Mat and Amanda are back from their holiday in Spain. They spent the entire time watching Jeremy Kyle and movies on ITV2. And if their relationship can survive that, it can surely survive anything. Mat was talking about using her as a consultant, presumably in business matters. Though the image that sprang to mind, no doubt unfairly, was of Mat asking: ‘What do I do now?’, every five minutes.

Monday, August 06, 2007

rambunctious

Dave, Ross and I met Jane and Hannah for a drink at The Swan.

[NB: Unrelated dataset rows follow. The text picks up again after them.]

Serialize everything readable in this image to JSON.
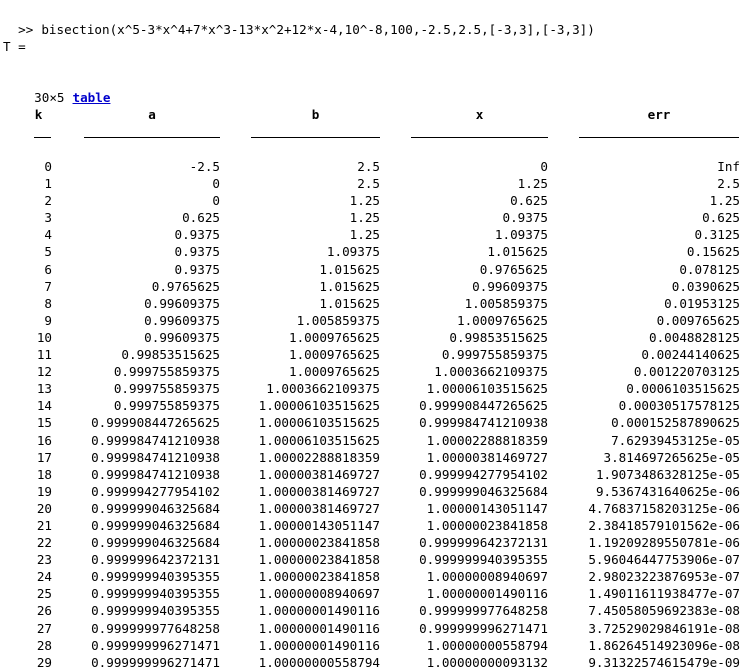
{
  "command": {
    "prompt": ">>",
    "text": "bisection(x^5-3*x^4+7*x^3-13*x^2+12*x-4,10^-8,100,-2.5,2.5,[-3,3],[-3,3])"
  },
  "output": {
    "var_line": "T =",
    "size": "30×5",
    "table_link": "table"
  },
  "table": {
    "headers": [
      "k",
      "a",
      "b",
      "x",
      "err"
    ],
    "rows": [
      [
        "0",
        "-2.5",
        "2.5",
        "0",
        "Inf"
      ],
      [
        "1",
        "0",
        "2.5",
        "1.25",
        "2.5"
      ],
      [
        "2",
        "0",
        "1.25",
        "0.625",
        "1.25"
      ],
      [
        "3",
        "0.625",
        "1.25",
        "0.9375",
        "0.625"
      ],
      [
        "4",
        "0.9375",
        "1.25",
        "1.09375",
        "0.3125"
      ],
      [
        "5",
        "0.9375",
        "1.09375",
        "1.015625",
        "0.15625"
      ],
      [
        "6",
        "0.9375",
        "1.015625",
        "0.9765625",
        "0.078125"
      ],
      [
        "7",
        "0.9765625",
        "1.015625",
        "0.99609375",
        "0.0390625"
      ],
      [
        "8",
        "0.99609375",
        "1.015625",
        "1.005859375",
        "0.01953125"
      ],
      [
        "9",
        "0.99609375",
        "1.005859375",
        "1.0009765625",
        "0.009765625"
      ],
      [
        "10",
        "0.99609375",
        "1.0009765625",
        "0.99853515625",
        "0.0048828125"
      ],
      [
        "11",
        "0.99853515625",
        "1.0009765625",
        "0.999755859375",
        "0.00244140625"
      ],
      [
        "12",
        "0.999755859375",
        "1.0009765625",
        "1.0003662109375",
        "0.001220703125"
      ],
      [
        "13",
        "0.999755859375",
        "1.0003662109375",
        "1.00006103515625",
        "0.0006103515625"
      ],
      [
        "14",
        "0.999755859375",
        "1.00006103515625",
        "0.999908447265625",
        "0.00030517578125"
      ],
      [
        "15",
        "0.999908447265625",
        "1.00006103515625",
        "0.999984741210938",
        "0.000152587890625"
      ],
      [
        "16",
        "0.999984741210938",
        "1.00006103515625",
        "1.00002288818359",
        "7.62939453125e-05"
      ],
      [
        "17",
        "0.999984741210938",
        "1.00002288818359",
        "1.00000381469727",
        "3.814697265625e-05"
      ],
      [
        "18",
        "0.999984741210938",
        "1.00000381469727",
        "0.999994277954102",
        "1.9073486328125e-05"
      ],
      [
        "19",
        "0.999994277954102",
        "1.00000381469727",
        "0.999999046325684",
        "9.5367431640625e-06"
      ],
      [
        "20",
        "0.999999046325684",
        "1.00000381469727",
        "1.00000143051147",
        "4.76837158203125e-06"
      ],
      [
        "21",
        "0.999999046325684",
        "1.00000143051147",
        "1.00000023841858",
        "2.38418579101562e-06"
      ],
      [
        "22",
        "0.999999046325684",
        "1.00000023841858",
        "0.999999642372131",
        "1.19209289550781e-06"
      ],
      [
        "23",
        "0.999999642372131",
        "1.00000023841858",
        "0.999999940395355",
        "5.96046447753906e-07"
      ],
      [
        "24",
        "0.999999940395355",
        "1.00000023841858",
        "1.00000008940697",
        "2.98023223876953e-07"
      ],
      [
        "25",
        "0.999999940395355",
        "1.00000008940697",
        "1.00000001490116",
        "1.49011611938477e-07"
      ],
      [
        "26",
        "0.999999940395355",
        "1.00000001490116",
        "0.999999977648258",
        "7.45058059692383e-08"
      ],
      [
        "27",
        "0.999999977648258",
        "1.00000001490116",
        "0.999999996271471",
        "3.72529029846191e-08"
      ],
      [
        "28",
        "0.999999996271471",
        "1.00000001490116",
        "1.00000000558794",
        "1.86264514923096e-08"
      ],
      [
        "29",
        "0.999999996271471",
        "1.00000000558794",
        "1.00000000093132",
        "9.31322574615479e-09"
      ]
    ]
  }
}
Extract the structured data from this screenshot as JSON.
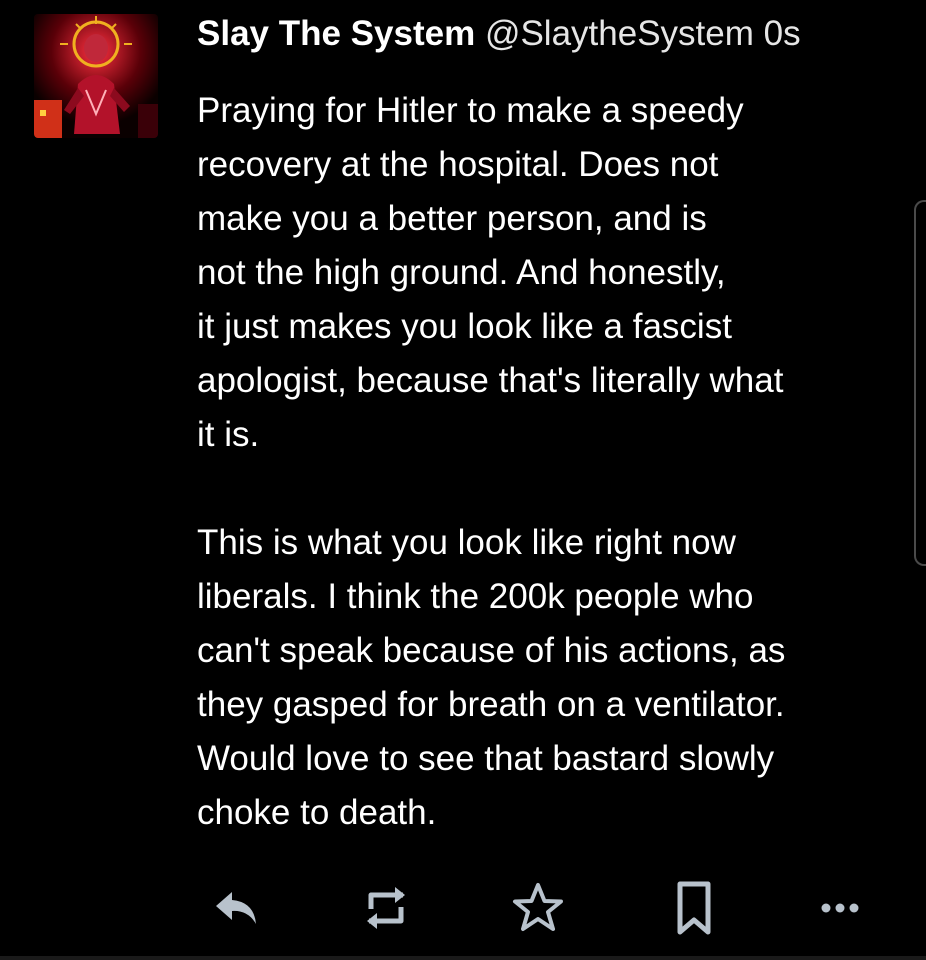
{
  "tweet": {
    "display_name": "Slay The System",
    "handle": "@SlaytheSystem",
    "time": "0s",
    "lines_para1": [
      "Praying for Hitler to make a speedy",
      "recovery at the hospital. Does not",
      "make you a better person, and is",
      "not the high ground. And honestly,",
      "it just makes you look like a fascist",
      "apologist, because that's literally what",
      "it is."
    ],
    "lines_para2": [
      "This is what you look like right now",
      "liberals. I think the 200k people who",
      "can't speak because of his actions, as",
      "they gasped for breath on a ventilator.",
      "Would love to see that bastard slowly",
      "choke to death."
    ]
  },
  "actions": [
    {
      "icon": "reply-icon"
    },
    {
      "icon": "retweet-icon"
    },
    {
      "icon": "star-icon"
    },
    {
      "icon": "bookmark-icon"
    },
    {
      "icon": "more-icon"
    }
  ],
  "colors": {
    "background": "#000000",
    "text": "#ffffff",
    "icon": "#b8c2cc"
  }
}
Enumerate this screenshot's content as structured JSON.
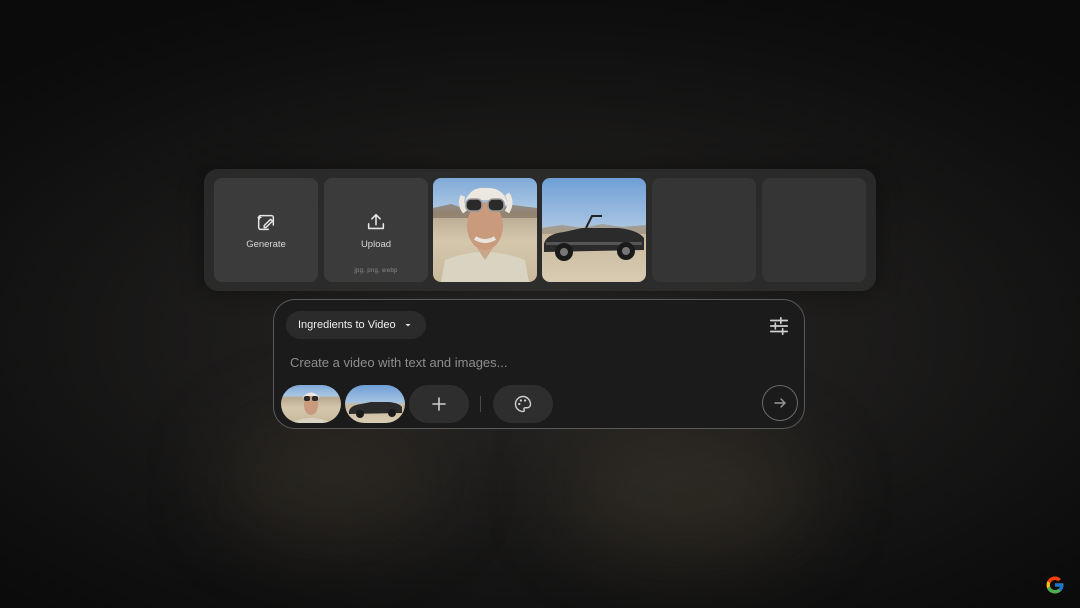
{
  "tray": {
    "generate_label": "Generate",
    "upload_label": "Upload",
    "upload_hint": "jpg, png, webp"
  },
  "prompt_panel": {
    "mode_label": "Ingredients to Video",
    "placeholder": "Create a video with text and images..."
  },
  "icons": {
    "generate": "sparkle-edit-icon",
    "upload": "upload-icon",
    "mode_caret": "caret-down-icon",
    "settings": "sliders-icon",
    "add": "plus-icon",
    "style": "palette-icon",
    "send": "arrow-right-icon",
    "brand": "google-g-logo"
  },
  "colors": {
    "panel_border": "#5a5a5a",
    "tray_bg": "#303030",
    "placeholder": "#8e8e8e"
  }
}
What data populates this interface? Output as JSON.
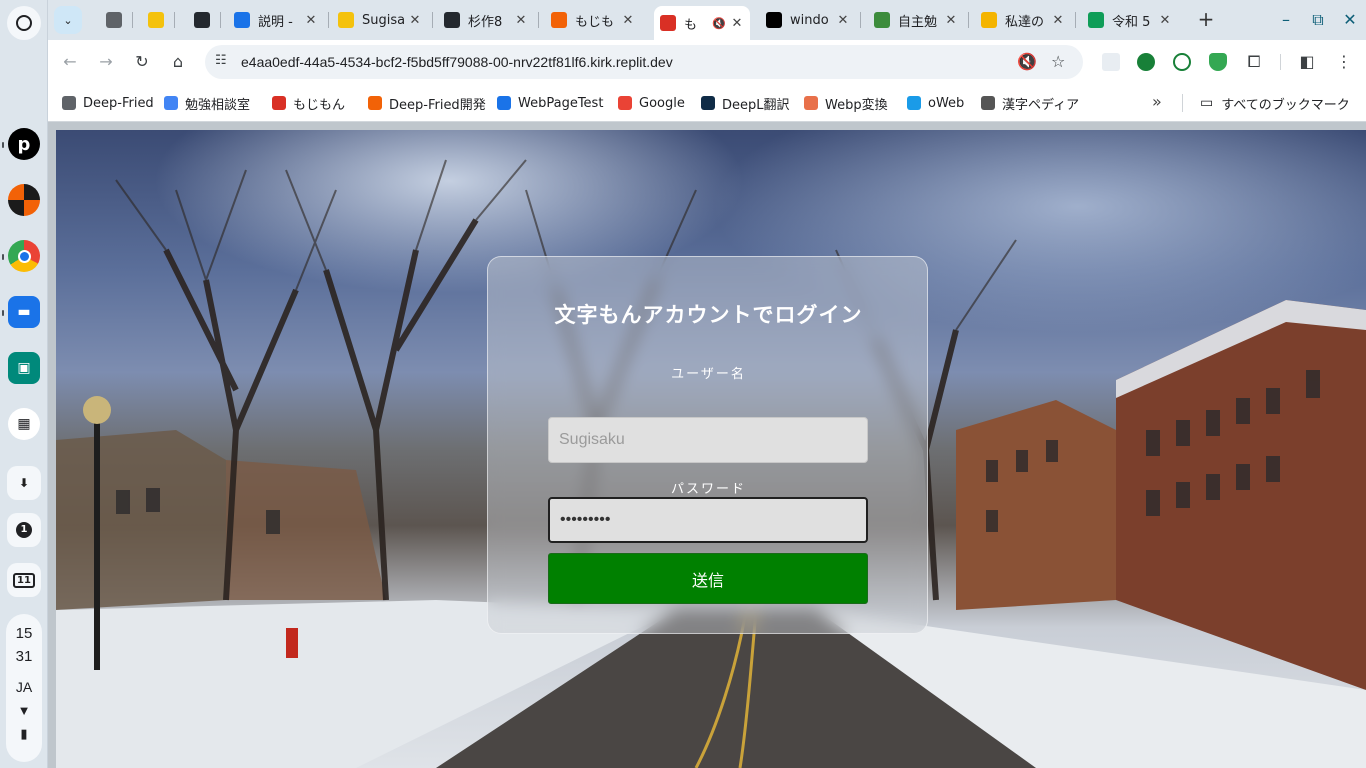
{
  "shelf": {
    "tray": {
      "badge": "1",
      "calendar_day": "11"
    },
    "status": {
      "hour": "15",
      "minute": "31",
      "ime": "JA"
    }
  },
  "tabs": [
    {
      "title": "",
      "icon": "globe-icon",
      "color": "#5f6368"
    },
    {
      "title": "",
      "icon": "emoji-icon",
      "color": "#f4c20d"
    },
    {
      "title": "",
      "icon": "github-icon",
      "color": "#24292f"
    },
    {
      "title": "説明 -",
      "icon": "c-icon",
      "color": "#1a73e8"
    },
    {
      "title": "Sugisa",
      "icon": "emoji-icon",
      "color": "#f4c20d"
    },
    {
      "title": "杉作8",
      "icon": "github-icon",
      "color": "#24292f"
    },
    {
      "title": "もじも",
      "icon": "replit-icon",
      "color": "#f26207"
    },
    {
      "title": "も",
      "icon": "mojimon-icon",
      "color": "#d93025",
      "active": true,
      "muted": true
    },
    {
      "title": "windo",
      "icon": "p-icon",
      "color": "#000000"
    },
    {
      "title": "自主勉",
      "icon": "image-icon",
      "color": "#3c8c3c"
    },
    {
      "title": "私達の",
      "icon": "slides-icon",
      "color": "#f4b400"
    },
    {
      "title": "令和 5",
      "icon": "sheets-icon",
      "color": "#0f9d58"
    }
  ],
  "toolbar": {
    "url": "e4aa0edf-44a5-4534-bcf2-f5bd5ff79088-00-nrv22tf81lf6.kirk.replit.dev"
  },
  "bookmarks": [
    {
      "label": "Deep-Fried",
      "color": "#5f6368"
    },
    {
      "label": "勉強相談室",
      "color": "#4285f4"
    },
    {
      "label": "もじもん",
      "color": "#d93025"
    },
    {
      "label": "Deep-Fried開発",
      "color": "#f26207"
    },
    {
      "label": "WebPageTest",
      "color": "#1a73e8"
    },
    {
      "label": "Google",
      "color": "#ea4335"
    },
    {
      "label": "DeepL翻訳",
      "color": "#0f2b46"
    },
    {
      "label": "Webp変換",
      "color": "#e8704a"
    },
    {
      "label": "oWeb",
      "color": "#1a9be8"
    },
    {
      "label": "漢字ペディア",
      "color": "#555555"
    }
  ],
  "all_bookmarks": "すべてのブックマーク",
  "login": {
    "title": "文字もんアカウントでログイン",
    "username_label": "ユーザー名",
    "username_placeholder": "Sugisaku",
    "password_label": "パスワード",
    "password_value": "sugisaku1",
    "submit": "送信"
  }
}
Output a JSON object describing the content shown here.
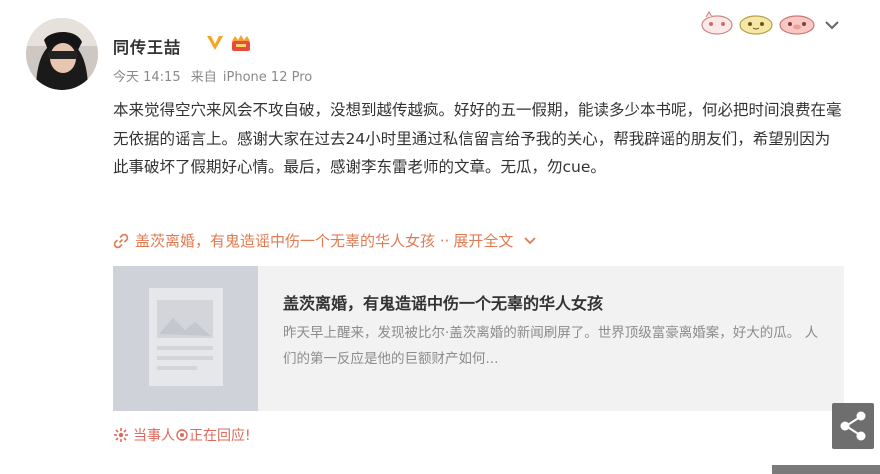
{
  "author": {
    "name": "同传王喆"
  },
  "meta": {
    "time": "今天 14:15",
    "source_prefix": "来自",
    "device": "iPhone 12 Pro"
  },
  "post": {
    "text": "本来觉得空穴来风会不攻自破，没想到越传越疯。好好的五一假期，能读多少本书呢，何必把时间浪费在毫无依据的谣言上。感谢大家在过去24小时里通过私信留言给予我的关心，帮我辟谣的朋友们，希望别因为此事破坏了假期好心情。最后，感谢李东雷老师的文章。无瓜，勿cue。",
    "link_text": "盖茨离婚，有鬼造谣中伤一个无辜的华人女孩",
    "expand_label": "展开全文"
  },
  "card": {
    "title": "盖茨离婚，有鬼造谣中伤一个无辜的华人女孩",
    "summary": "昨天早上醒来，发现被比尔·盖茨离婚的新闻刷屏了。世界顶级富豪离婚案，好大的瓜。 人们的第一反应是他的巨额财产如何..."
  },
  "event": {
    "label": "当事人",
    "status": "正在回应!"
  },
  "colors": {
    "link": "#e07b53",
    "event": "#e0685c",
    "vip": "#f6a623",
    "card_bg": "#f2f2f2"
  },
  "icons": [
    "vip-icon",
    "member-badge-icon",
    "sticker-icon",
    "chevron-down-icon",
    "link-icon",
    "burst-icon",
    "share-icon"
  ]
}
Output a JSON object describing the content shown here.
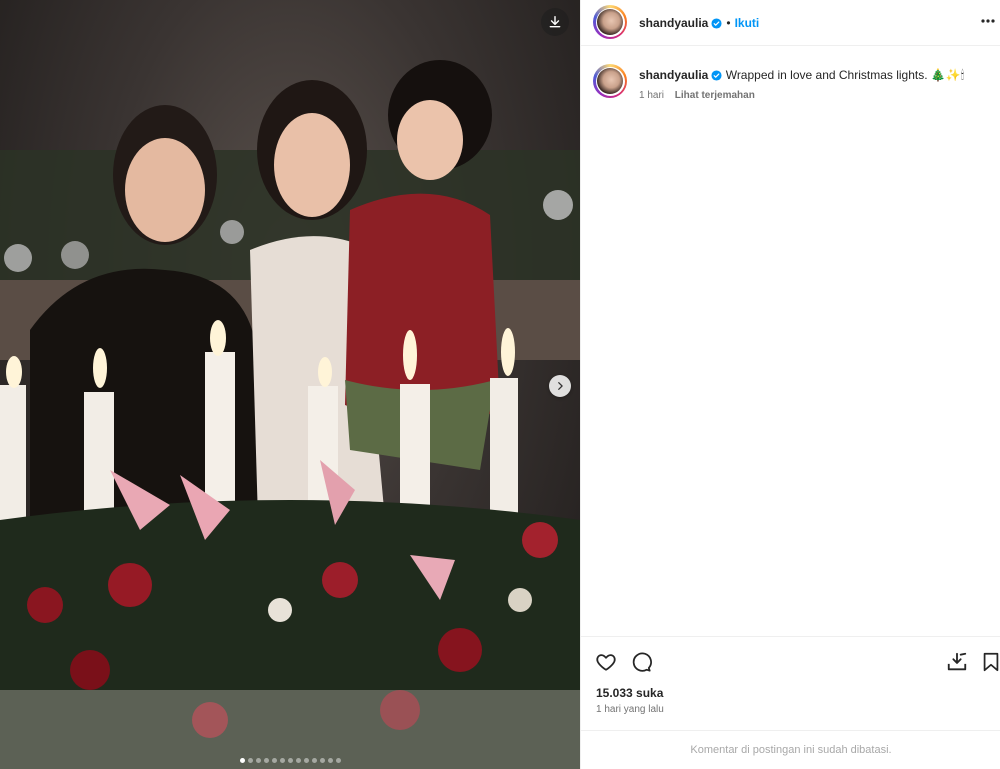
{
  "post": {
    "username": "shandyaulia",
    "follow_label": "Ikuti",
    "separator": "•",
    "caption_username": "shandyaulia",
    "caption_text": "Wrapped in love and Christmas lights.",
    "caption_emoji": "🎄✨🕯",
    "time_ago_short": "1 hari",
    "translate_label": "Lihat terjemahan",
    "likes": "15.033 suka",
    "time_ago_long": "1 hari yang lalu",
    "comments_restricted": "Komentar di postingan ini sudah dibatasi."
  },
  "carousel": {
    "total_slides": 13,
    "active_index": 0
  },
  "icons": {
    "download": "download-icon",
    "next": "chevron-right-icon",
    "more": "more-horizontal-icon",
    "like": "heart-icon",
    "comment": "comment-icon",
    "save_download": "save-download-icon",
    "bookmark": "bookmark-icon",
    "verified": "verified-badge-icon"
  },
  "colors": {
    "accent": "#0095f6",
    "verified": "#0095f6",
    "muted": "#737373"
  }
}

It was a typical Saturday night in Brentwood: we sat talking about the end of civilization as we know it. Hannah didn’t think anyone at the table would live to see old age: ‘Something will happen.’ ‘Something’ being some sort of nuclear cataclysm or natural disaster. Well, I agree: that’s precisely why I don’t have a pension. Jane reminisced about her Nan, who’d lived through at least one world war: people nowadays couldn’t cope in similar circumstances, she said: ‘They’d flounder.’ I pointed out that in the event of a nuclear holocaust, floundering is about all you can do. Speaking personally, I have no doubt about my ability to flounder with the best of them.

Ross is shaping up very well, and showed a wisdom beyond his years in not accompanying Jane to Sam’s like she asked. Even Hannah declined, a sign of her new-found maturity that I’m not convinced isn’t just a phase.

I dreamed that our landlady (played by a young Celia Imrie) was going to replace our dishwasher because it was ‘rambunctious’.